Researchers hail new treatment for latent TB

Thomas H. Maugh Ii Los Angeles Times

LOS ANGELES – In what is being hailed as the biggest breakthrough since the 1960s in treatment for latent tuberculosis – uninfectious TB without symptoms – researchers said Monday that weekly doses of a cocktail of antibiotics can cure the infection in only three months as effectively as the standard treatment of daily drugs for nine months.

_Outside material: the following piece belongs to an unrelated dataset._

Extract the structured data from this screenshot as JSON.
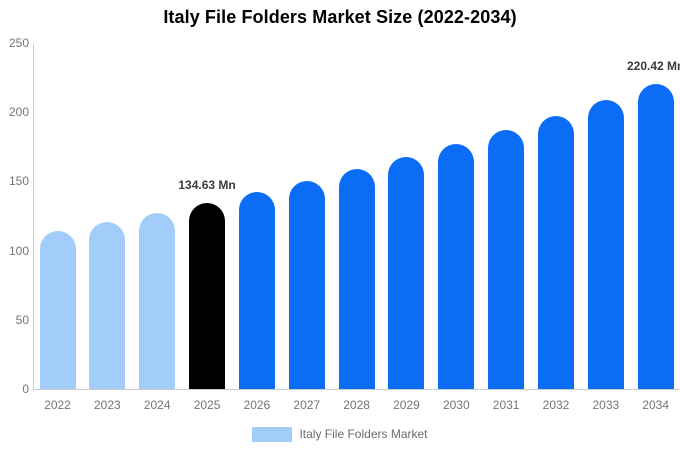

By reducing the number of pills and shortening the time required for therapy, the new regimen increased the proportion of patients who completed treatment from 69 percent to 82 percent. By increasing the success rate of therapy, the regimen should reduce spread of the disease and the risk of inducing resistance to TB drugs, experts said.

“It’s very clear that, in this country, if we are going to get rid of TB, we have to do so by preventing people at risk from going on to develop the disease,” said Dr. Richard Chaisson of the Johns Hopkins University School of Medicine, the senior author of the new study. That can only be accomplished by curing latent TB, he said.

Latent TB refers to people who are infected by the TB bacterium, but who do not have symptoms and cannot infect others. But that latent infection can be converted into an active one by many different factors – at which point the patient becomes infectious.

“The 11 million Americans with latent TB represent a ticking time bomb,” Dr. Kenneth Castro, director of the Centers for Disease Control and Prevention’s division of tuberculosis elimination, said at a news conference Monday. “They’re the source of future TB cases.”

Daily doses of the antibiotic isoniazid have been the standard of care for TB for nearly 60 years. But a newer, more potent drug, rifapentine, marketed under the brand name Priftin by Sanofi-Aventis, persists in the body for long periods.

One complication is that the treatment cannot be given simultaneously with drugs for HIV infections, a significant drawback because many patients in the developing world have both diseases.

The trial was sponsored by the Centers for Disease Control and Prevention.